Change is needed for StL, especially in the leadership. And I love the city, but if our "chief asset and most reliable tool for economic development is our historic architecture" we're up sh*t creek.
Let's think about that. When did the city start to see its renaissance? Could it have been due to the 1999 State historic tax credit act? That seems to me when the rehab boom began and when all of the excitement over the city started to snowball.
It's because St. Louis's architecture and history is its most unique asset in the metropolitan region. We won't attract people to move to St. Louis with a bigger Best Buy or a Bottle District or a Ballpark Village with an ESPN Zone. We will attract people to the city because it will be some place that's like no other place. Right now, it's that, but in a negative sense. Economic development theories need retooling. The way for a mid-sized city that's already so far behind other redeveloping cities to improve is to innovate, not ape what other people have already done, and done unsuccessfully. In St. Louis's case, that's emulate suburbs to draw suburbanites back in the city.

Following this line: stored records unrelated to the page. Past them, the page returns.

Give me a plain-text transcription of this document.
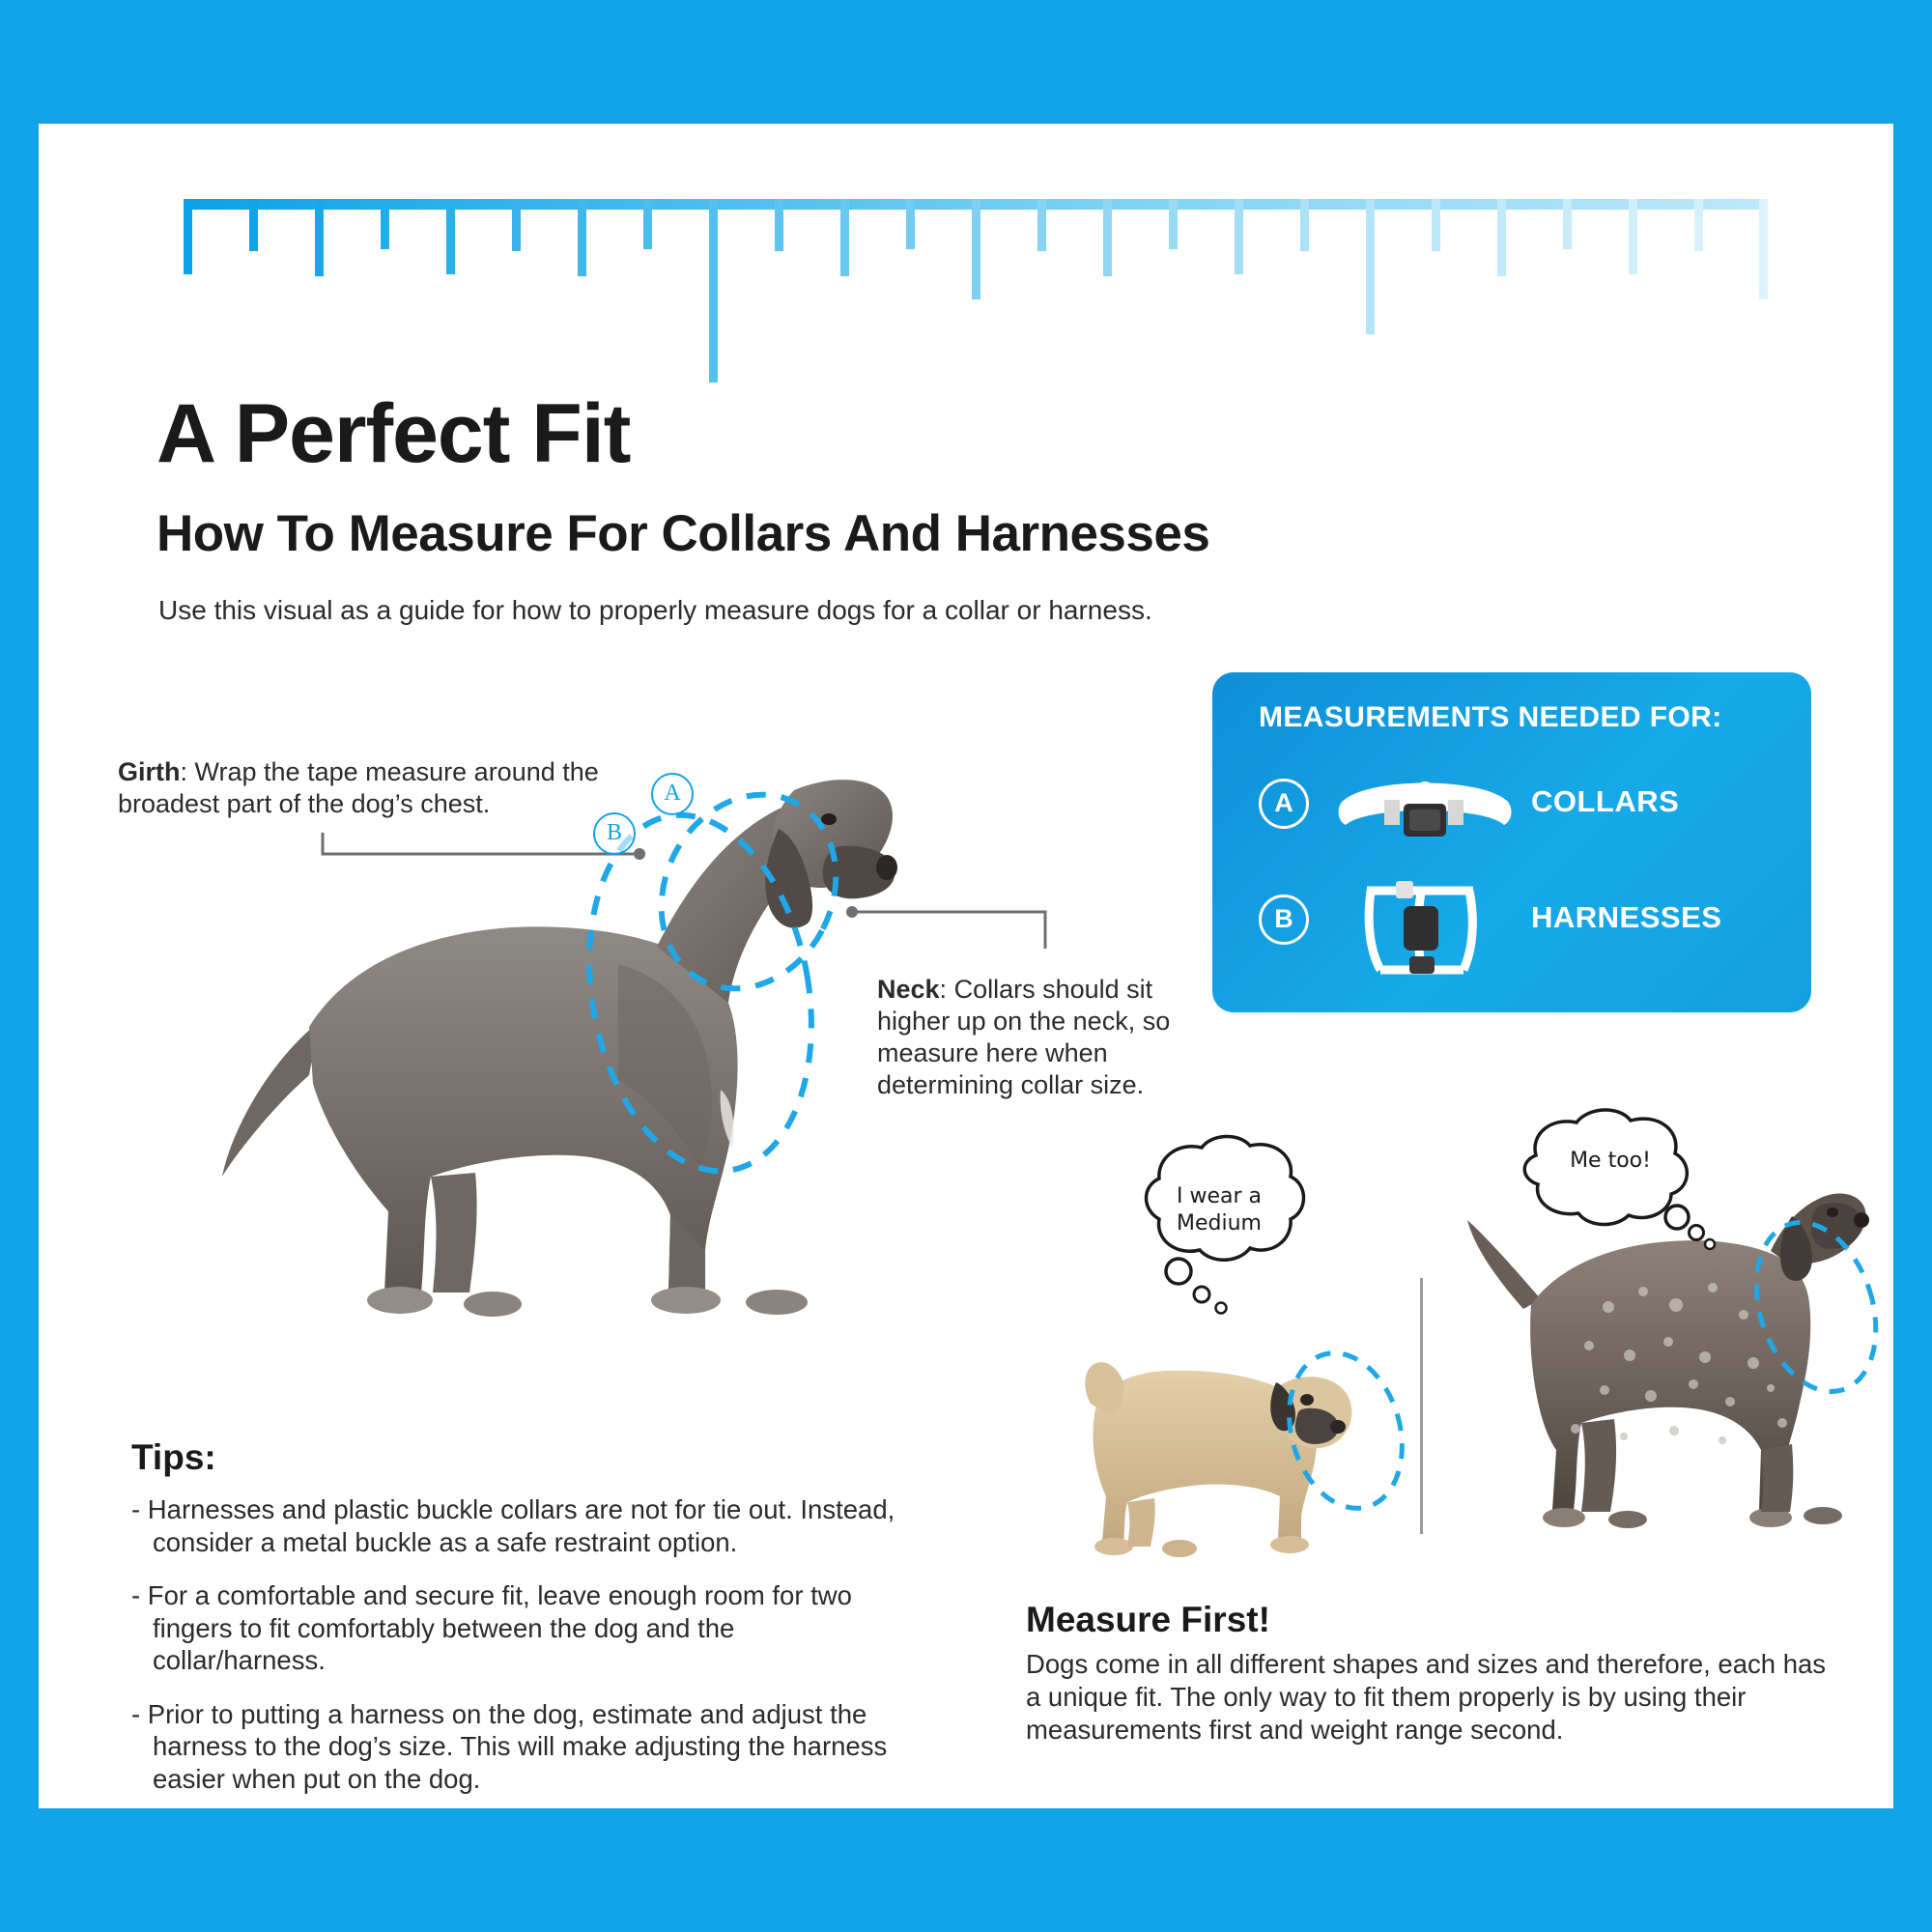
A Perfect Fit
How To Measure For Collars And Harnesses
Use this visual as a guide for how to properly measure dogs for a collar or harness.
A
B
Girth: Wrap the tape measure around the broadest part of the dog’s chest.
Neck: Collars should sit higher up on the neck, so measure here when determining collar size.
MEASUREMENTS NEEDED FOR:
A	COLLARS
B	HARNESSES
I wear a
Medium
Me too!
Tips:
- Harnesses and plastic buckle collars are not for tie out. Instead, consider a metal buckle as a safe restraint option.
- For a comfortable and secure fit, leave enough room for two fingers to fit comfortably between the dog and the collar/harness.
- Prior to putting a harness on the dog, estimate and adjust the harness to the dog’s size. This will make adjusting the harness easier when put on the dog.
Measure First!
Dogs come in all different shapes and sizes and therefore, each has a unique fit. The only way to fit them properly is by using their measurements first and weight range second.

St. Louis should be trying to draw residents from across farther borders--both state and international borders, that is. What sense is there in trying to attract those back who clearly don't want a vibrant,
urban city?
That area of the Grove, like all parts of the city, is starving for some sort of development or rehabilitation. However, before they green light construction, the city, the alderman and the residents to make sure everything is tip-top.
We agree on this. And I respect that you want to improve the city as well. I just think it's the lazy response. Our city needs to innovate to survive at this point.